Because no fuels are burned during their operations, dams are still often viewed as a clean form of electricity generation. They are also considered a more benign way of storing energy than with batteries, which require the potentially destructive extractions of minerals in their manufacturing.
But critics say that dams’ green credentials are overblown. They point out that not only do the vast amounts of concrete used to build large dams leave huge carbon footprints, there is also mounting evidence that greenhouse gas emissions from dams are often far greater than previously thought, with some facilities maybe even on par with those burning fossil fuels. That’s because the flooded vegetation that decays under reservoirs behind dams often produces large amounts of methane, a greenhouse gas that is at least 25 times more potent than carbon dioxide.

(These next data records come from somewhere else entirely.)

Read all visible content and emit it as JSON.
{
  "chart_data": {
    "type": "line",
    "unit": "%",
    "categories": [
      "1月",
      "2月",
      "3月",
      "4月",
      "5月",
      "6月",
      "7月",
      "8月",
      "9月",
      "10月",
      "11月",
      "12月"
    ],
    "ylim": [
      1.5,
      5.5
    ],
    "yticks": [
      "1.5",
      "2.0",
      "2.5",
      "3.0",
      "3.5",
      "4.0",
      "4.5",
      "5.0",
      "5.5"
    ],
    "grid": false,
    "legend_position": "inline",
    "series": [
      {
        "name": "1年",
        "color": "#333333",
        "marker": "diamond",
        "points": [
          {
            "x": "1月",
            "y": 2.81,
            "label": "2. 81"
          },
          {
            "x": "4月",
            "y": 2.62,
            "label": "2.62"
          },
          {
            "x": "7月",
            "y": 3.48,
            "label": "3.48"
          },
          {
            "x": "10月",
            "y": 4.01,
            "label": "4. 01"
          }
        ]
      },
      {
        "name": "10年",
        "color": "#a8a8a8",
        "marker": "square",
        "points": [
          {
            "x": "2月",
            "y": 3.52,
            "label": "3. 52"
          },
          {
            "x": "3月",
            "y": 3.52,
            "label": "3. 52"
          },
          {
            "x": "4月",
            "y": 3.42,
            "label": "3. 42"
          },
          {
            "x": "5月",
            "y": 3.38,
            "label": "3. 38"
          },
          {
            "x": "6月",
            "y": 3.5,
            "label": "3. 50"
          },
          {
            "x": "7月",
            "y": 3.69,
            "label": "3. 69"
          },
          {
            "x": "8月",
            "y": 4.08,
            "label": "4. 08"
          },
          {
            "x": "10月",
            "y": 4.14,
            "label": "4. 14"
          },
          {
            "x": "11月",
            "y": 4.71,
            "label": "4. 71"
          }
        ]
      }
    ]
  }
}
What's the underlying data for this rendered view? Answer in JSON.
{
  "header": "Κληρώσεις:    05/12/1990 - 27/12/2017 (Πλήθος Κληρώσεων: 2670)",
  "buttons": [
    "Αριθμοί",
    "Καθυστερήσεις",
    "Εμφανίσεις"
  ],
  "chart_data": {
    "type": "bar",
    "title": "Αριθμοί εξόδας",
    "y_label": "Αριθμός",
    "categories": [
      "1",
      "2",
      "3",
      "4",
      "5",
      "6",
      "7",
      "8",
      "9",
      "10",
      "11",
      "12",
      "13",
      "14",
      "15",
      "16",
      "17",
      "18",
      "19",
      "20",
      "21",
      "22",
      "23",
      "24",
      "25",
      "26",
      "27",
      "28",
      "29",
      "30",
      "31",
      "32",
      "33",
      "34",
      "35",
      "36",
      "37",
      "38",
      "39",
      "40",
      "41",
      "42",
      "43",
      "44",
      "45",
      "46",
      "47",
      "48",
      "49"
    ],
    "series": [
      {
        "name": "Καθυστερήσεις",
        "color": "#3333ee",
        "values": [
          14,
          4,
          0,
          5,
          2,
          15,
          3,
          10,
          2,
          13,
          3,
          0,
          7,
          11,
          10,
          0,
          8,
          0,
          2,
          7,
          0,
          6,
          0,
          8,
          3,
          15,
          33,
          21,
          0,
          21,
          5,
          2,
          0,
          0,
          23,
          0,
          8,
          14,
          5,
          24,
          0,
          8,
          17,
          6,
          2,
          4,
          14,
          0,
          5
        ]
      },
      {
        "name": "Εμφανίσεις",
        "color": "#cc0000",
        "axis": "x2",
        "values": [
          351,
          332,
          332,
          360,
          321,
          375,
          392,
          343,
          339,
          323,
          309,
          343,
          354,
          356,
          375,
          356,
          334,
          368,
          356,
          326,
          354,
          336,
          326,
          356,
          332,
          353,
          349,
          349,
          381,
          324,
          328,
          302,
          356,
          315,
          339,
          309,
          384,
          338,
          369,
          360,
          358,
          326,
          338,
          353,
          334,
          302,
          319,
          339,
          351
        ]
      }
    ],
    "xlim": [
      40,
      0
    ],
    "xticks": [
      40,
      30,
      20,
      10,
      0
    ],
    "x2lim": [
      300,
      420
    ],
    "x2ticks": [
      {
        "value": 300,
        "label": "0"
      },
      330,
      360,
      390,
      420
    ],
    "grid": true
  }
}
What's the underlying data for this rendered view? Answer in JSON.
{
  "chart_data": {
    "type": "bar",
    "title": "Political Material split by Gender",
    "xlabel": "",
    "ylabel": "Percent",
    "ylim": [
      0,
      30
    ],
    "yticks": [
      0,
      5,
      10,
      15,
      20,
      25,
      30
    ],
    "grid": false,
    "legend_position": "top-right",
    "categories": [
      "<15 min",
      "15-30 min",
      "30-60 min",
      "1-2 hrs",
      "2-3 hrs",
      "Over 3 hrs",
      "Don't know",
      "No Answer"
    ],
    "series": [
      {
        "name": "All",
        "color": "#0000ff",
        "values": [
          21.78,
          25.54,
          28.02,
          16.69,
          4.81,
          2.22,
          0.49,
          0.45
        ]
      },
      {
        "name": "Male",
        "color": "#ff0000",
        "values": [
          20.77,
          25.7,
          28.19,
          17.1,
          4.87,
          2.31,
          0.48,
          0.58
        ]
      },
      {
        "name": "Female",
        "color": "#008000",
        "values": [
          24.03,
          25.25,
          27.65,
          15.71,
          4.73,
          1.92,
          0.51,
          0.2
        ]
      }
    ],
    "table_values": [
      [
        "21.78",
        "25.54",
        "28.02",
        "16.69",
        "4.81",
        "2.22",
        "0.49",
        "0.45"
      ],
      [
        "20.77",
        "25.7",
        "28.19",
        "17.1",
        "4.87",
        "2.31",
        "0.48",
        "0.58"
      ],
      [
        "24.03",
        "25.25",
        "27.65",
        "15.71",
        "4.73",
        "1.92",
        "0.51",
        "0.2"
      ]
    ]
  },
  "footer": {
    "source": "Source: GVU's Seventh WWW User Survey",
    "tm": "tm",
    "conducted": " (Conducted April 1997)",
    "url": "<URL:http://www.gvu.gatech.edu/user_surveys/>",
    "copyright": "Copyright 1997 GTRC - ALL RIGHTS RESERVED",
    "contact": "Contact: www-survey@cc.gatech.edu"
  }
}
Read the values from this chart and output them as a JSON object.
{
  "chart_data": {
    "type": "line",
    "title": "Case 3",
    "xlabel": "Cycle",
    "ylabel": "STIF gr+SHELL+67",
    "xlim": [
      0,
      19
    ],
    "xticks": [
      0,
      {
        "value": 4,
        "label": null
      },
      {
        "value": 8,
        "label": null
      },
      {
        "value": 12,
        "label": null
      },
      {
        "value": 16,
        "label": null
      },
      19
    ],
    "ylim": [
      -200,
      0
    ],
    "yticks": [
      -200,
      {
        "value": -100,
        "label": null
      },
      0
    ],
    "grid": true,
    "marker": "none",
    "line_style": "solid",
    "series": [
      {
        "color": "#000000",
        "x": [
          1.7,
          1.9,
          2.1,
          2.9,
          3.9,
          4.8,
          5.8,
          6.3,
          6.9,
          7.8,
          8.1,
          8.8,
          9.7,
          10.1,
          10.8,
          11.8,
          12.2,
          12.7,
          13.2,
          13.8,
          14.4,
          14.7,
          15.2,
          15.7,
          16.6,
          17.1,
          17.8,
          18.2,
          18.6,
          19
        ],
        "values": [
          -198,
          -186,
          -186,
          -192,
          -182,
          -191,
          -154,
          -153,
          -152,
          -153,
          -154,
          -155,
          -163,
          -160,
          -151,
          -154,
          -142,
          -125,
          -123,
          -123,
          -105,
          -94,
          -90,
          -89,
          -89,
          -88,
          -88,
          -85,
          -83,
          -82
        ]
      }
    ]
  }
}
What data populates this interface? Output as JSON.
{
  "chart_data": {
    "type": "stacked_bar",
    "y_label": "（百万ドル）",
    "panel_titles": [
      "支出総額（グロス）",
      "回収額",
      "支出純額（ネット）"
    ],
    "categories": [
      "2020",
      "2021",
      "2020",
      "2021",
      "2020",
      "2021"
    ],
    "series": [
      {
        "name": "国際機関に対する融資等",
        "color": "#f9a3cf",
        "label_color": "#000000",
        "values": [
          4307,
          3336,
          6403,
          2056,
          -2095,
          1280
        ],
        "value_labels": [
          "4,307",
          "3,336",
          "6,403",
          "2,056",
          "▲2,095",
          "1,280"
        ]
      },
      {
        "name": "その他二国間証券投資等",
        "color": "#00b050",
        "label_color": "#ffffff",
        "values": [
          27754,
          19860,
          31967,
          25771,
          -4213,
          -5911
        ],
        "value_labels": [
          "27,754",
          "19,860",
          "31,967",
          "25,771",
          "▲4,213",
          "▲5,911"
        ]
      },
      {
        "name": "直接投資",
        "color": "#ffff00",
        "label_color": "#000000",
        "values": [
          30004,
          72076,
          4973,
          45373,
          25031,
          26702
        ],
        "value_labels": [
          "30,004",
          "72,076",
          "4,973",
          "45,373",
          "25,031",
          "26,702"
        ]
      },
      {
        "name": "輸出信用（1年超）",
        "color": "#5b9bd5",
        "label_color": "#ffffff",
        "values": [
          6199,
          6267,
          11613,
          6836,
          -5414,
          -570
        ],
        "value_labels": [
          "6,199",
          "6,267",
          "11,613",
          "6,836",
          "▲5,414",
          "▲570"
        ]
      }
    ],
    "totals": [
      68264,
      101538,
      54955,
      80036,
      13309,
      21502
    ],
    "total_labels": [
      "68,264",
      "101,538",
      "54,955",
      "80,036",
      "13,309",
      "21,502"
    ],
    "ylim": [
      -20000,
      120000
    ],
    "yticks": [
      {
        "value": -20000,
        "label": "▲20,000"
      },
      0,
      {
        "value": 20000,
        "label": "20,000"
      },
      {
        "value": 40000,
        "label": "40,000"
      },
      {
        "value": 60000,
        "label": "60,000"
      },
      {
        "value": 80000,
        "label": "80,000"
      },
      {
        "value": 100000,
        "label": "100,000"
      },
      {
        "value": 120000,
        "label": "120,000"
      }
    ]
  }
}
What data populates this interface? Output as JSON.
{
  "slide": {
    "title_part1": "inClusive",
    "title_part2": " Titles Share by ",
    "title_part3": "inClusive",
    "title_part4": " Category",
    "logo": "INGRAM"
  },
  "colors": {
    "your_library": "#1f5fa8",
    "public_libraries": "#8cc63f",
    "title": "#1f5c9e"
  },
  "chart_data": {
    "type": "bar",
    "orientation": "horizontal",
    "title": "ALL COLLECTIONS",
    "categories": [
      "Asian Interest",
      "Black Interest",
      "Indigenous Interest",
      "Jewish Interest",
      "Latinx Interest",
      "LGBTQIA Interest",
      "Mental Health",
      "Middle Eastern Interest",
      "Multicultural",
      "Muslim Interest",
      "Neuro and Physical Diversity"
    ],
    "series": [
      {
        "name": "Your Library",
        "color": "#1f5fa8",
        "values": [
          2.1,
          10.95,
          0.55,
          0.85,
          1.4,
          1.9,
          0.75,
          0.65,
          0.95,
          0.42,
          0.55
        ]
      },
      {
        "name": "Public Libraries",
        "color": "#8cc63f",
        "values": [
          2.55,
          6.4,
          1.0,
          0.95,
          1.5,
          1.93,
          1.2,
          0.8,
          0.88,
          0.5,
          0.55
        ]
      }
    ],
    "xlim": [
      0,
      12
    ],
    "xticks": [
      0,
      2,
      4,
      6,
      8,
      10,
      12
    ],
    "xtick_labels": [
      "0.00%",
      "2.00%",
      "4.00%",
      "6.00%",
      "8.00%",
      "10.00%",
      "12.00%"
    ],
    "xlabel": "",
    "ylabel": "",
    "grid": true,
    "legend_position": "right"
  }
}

“Green hydropower is a contradiction in terms, and distracts from more viable solutions to climate change,” says Winkler of International Rivers.
With megadams often proving too costly and environmentally destructive, more dam developers may be turning to “run-of-river” technology, in which the river’s water flows continuously through a hydropower station without a reservoir to store it. Such projects are generally considered more environmentally friendly, but they’re not flexible; they do not allow for water to be managed according to weather conditions.
One Massachusetts-based group, the Low Impact Hydropower Institute, advocates for hydropower to be added to existing dams in the United States, where currently only 3 percent of dams generate electricity. “Dams can play a key role in both energy production and nature conservation,” says Shannon Ames, the executive director of the institute. “When done sustainably, adding new hydro on a dam that’s already there can actually improve the river around it,” noting that rethinking things such as water flow and not destroying shorelines could be part of that process.
Then there are those who say we should stay away from dams altogether, and look for ways to improve water efficiency using nature-based solutions. Many ecologists say that protecting wetlands, for example, should be a priority, since those ecosystems act as natural sponges for floodwaters within a river basin.
“We have turned river basins into economic machines that only serve people and not nature, and this creates more problems, like droughts and flooding,” says Herman Wanningen, the founder of the advocacy group Dam Removal Europe.
“We have to work with nature and not against it anymore.”